To attract qualified inbound leads, you need to know a little about search engine optimization. It doesn't require deep knowledge, so I'll give you a quick tutorial right now.
1. Find some good keywords. Learn to use a keyword research tool, such as Google's Keyword Tool (you'll need to set up a free AdWords account to get access). You can use it to brainstorm keyword phrases — terms people might search on that are relevant to your business. Start with your own list of relevant terms, then consult the tool for other ideas. In general, you want to pick words and phrases that have low or medium competition and relatively high search volume. In other words, terms that are easy to rank for but get a lot of searches.
2. Use only one keyword phrase per blog post. Incorporate your keyword phrase into critical areas of your blog post so that the search engines will understand what issue you are writing about. Ideally, you will use this keyword phrase in three places: 1) the page title (the text that shows up at that top of your browser window); 2) the blog post's headline; and 3) in the body of your blog post. Use it 3-4 times in the body, if possible. Just keep in mind that you are writing for people, too, so don't overdo it.
3. Link to older posts from newer ones when it makes sense. When you do so, incorporate the appropriate keyword phrase for the article you are linking to in the link text itself. Again, this helps search engines understand what your pages are all about.

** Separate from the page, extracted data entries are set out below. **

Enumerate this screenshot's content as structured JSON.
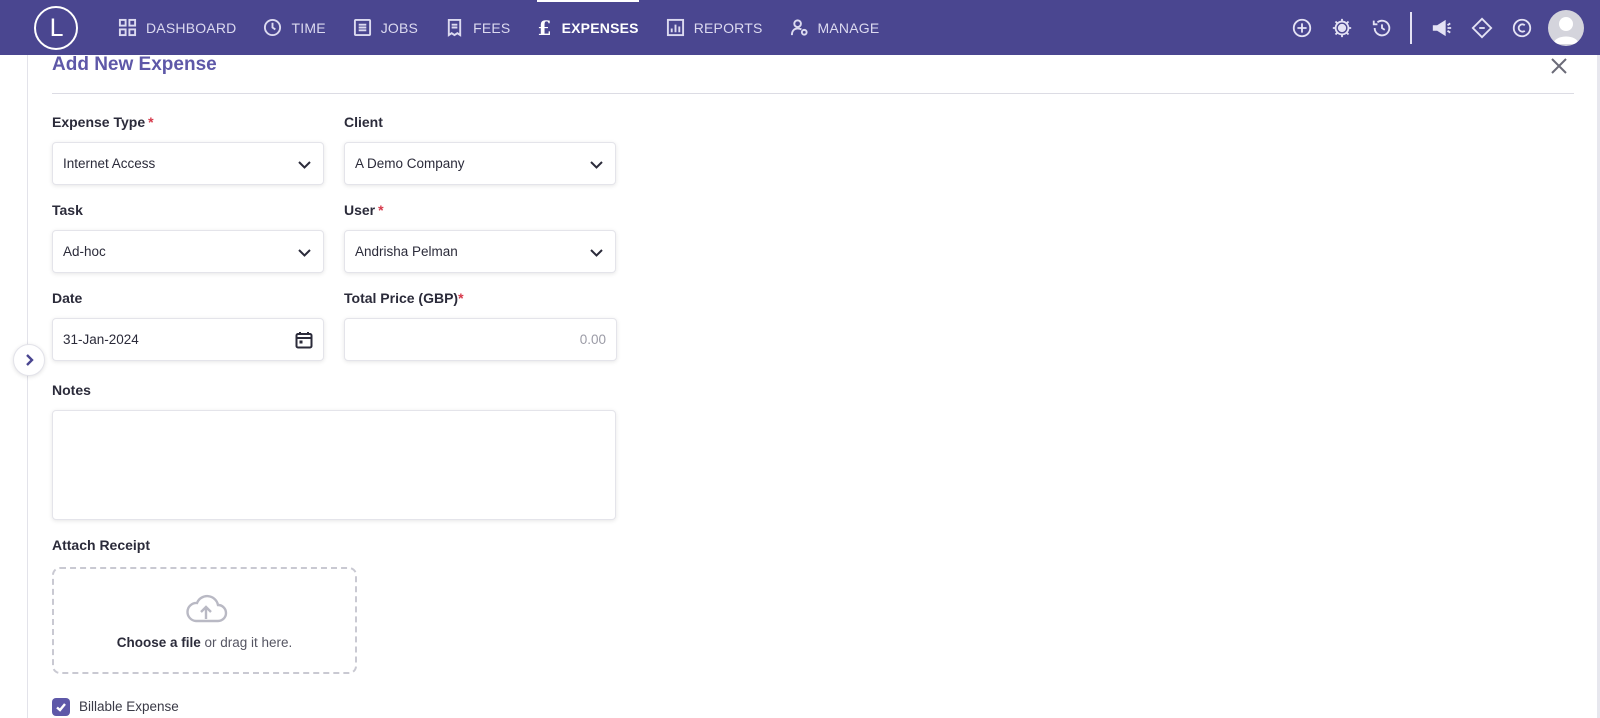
{
  "logo": {
    "letter": "L"
  },
  "nav": {
    "items": [
      {
        "label": "DASHBOARD",
        "icon": "grid-icon"
      },
      {
        "label": "TIME",
        "icon": "clock-icon"
      },
      {
        "label": "JOBS",
        "icon": "list-icon"
      },
      {
        "label": "FEES",
        "icon": "receipt-icon"
      },
      {
        "label": "EXPENSES",
        "icon": "pound-icon",
        "active": true
      },
      {
        "label": "REPORTS",
        "icon": "bar-chart-icon"
      },
      {
        "label": "MANAGE",
        "icon": "user-gear-icon"
      }
    ]
  },
  "toolbar": {
    "icons": [
      "plus-circle-icon",
      "gear-icon",
      "history-icon",
      "megaphone-icon",
      "diamond-icon",
      "c-badge-icon",
      "avatar-icon"
    ]
  },
  "form": {
    "title": "Add New Expense",
    "expense_type": {
      "label": "Expense Type",
      "required_mark": "*",
      "value": "Internet Access"
    },
    "client": {
      "label": "Client",
      "value": "A Demo Company"
    },
    "task": {
      "label": "Task",
      "value": "Ad-hoc"
    },
    "user": {
      "label": "User",
      "required_mark": "*",
      "value": "Andrisha Pelman"
    },
    "date": {
      "label": "Date",
      "value": "31-Jan-2024"
    },
    "total_price": {
      "label": "Total Price (GBP)",
      "required_mark": "*",
      "placeholder": "0.00"
    },
    "notes": {
      "label": "Notes",
      "value": ""
    },
    "attach": {
      "label": "Attach Receipt",
      "choose": "Choose a file",
      "drag": " or drag it here."
    },
    "billable": {
      "label": "Billable Expense",
      "checked": true
    }
  },
  "colors": {
    "topbar": "#4a4690",
    "accent": "#5e58a8",
    "required": "#d6384a"
  }
}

4. Whenever practical, encourage people to link to your posts from other websites. Ask them to use the keyword phrase in their link text. This can be a tall order, I know, but keep your eyes open. If you know other people who blog in your space, it may be easier than you think. Even links from social media have some (though lesser) value. When you are ready to invest more heavily in content marketing, you may want to hire an SEO expert to take care of some or all of this link building for you. It can have a tremendous effect on your rankings, especially for more competitive terms.
5. Don't be afraid to write more than one post on any give keyword phrase. After all, it's okay to own more than one spot on the first page of Google's search results!

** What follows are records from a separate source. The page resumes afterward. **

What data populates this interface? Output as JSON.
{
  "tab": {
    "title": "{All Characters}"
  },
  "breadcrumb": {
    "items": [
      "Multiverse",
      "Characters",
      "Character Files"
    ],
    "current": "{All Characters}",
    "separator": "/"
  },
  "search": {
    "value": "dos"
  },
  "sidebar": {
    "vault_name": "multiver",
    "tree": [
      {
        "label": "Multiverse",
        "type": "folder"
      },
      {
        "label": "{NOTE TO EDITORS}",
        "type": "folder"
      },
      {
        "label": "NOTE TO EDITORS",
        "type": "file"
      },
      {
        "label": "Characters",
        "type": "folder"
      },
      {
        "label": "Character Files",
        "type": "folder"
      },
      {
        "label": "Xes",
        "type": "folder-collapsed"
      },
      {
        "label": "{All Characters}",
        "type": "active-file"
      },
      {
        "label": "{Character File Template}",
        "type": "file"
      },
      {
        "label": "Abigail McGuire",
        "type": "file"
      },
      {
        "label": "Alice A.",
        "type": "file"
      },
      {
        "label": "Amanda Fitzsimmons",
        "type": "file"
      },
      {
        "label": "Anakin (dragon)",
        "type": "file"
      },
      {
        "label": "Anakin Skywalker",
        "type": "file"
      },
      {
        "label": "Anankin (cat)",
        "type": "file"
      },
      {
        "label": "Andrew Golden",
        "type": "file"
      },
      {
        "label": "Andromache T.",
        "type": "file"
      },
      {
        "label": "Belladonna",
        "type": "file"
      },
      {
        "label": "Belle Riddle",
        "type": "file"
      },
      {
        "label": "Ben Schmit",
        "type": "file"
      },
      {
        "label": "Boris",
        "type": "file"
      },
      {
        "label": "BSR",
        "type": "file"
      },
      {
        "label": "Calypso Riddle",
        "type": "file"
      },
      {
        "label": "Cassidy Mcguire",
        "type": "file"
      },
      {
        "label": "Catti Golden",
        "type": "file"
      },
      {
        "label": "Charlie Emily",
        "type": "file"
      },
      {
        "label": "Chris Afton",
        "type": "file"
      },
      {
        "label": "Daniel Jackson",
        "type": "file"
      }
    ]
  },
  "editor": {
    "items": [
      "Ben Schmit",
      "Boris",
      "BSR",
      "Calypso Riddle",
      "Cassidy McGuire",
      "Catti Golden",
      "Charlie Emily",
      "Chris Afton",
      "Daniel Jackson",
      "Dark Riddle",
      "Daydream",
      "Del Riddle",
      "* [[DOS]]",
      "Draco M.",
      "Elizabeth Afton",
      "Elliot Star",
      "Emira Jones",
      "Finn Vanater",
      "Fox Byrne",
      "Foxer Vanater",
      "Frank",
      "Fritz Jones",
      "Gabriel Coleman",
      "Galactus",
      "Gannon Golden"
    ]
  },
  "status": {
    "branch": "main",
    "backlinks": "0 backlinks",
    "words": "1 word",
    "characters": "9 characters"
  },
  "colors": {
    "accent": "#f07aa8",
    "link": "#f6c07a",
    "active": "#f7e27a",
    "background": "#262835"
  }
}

Just because you follow this formula doesn't guarantee that all of your blog posts will rank well in search engines. But chances are, over time at least some of them will, and these will begin to attract valuable traffic.
As you write, remember to keep your target reader in mind. It doesn't do any good if you write a masterpiece on a subject that your clients and prospects don't find relevant. The best kinds of content are educational pieces that help people solve their business problems. If they like what you write, they'll want to read more. And once people come to trust your expertise, they will be more likely to contact your firm when they are ready to buy services.
Don't Forget the Offer
So blogging is a great way to get interested and motivated people to your website. But you can do more to keep them engaged and turn them into leads. We always encourage our clients to include offers alongside their blog posts. These can be “soft” offers, such as links to other similar content on your site. (See the sidebar of this newsletter for some examples of soft offers.) Or they can be “hard” offers, such as a free consultation or a request for a proposal. Hard offers produce real human interaction between both parties.
If your soft offers are particularly valuable (for instance, a white paper or research study), we suggest you require visitors to fill out a simple registration form before they can access the goods. This is an important way to convert cold visitors into leads.
Why does blogging matter? Because in our increasingly connected world, buyers — even buyers of professional services — rely on web search and blogs to provide answers to everyday business problems. Your mission, should you choose to accept it, is to become a trusted source of the answers your clients and prospects so desperately want. Good luck!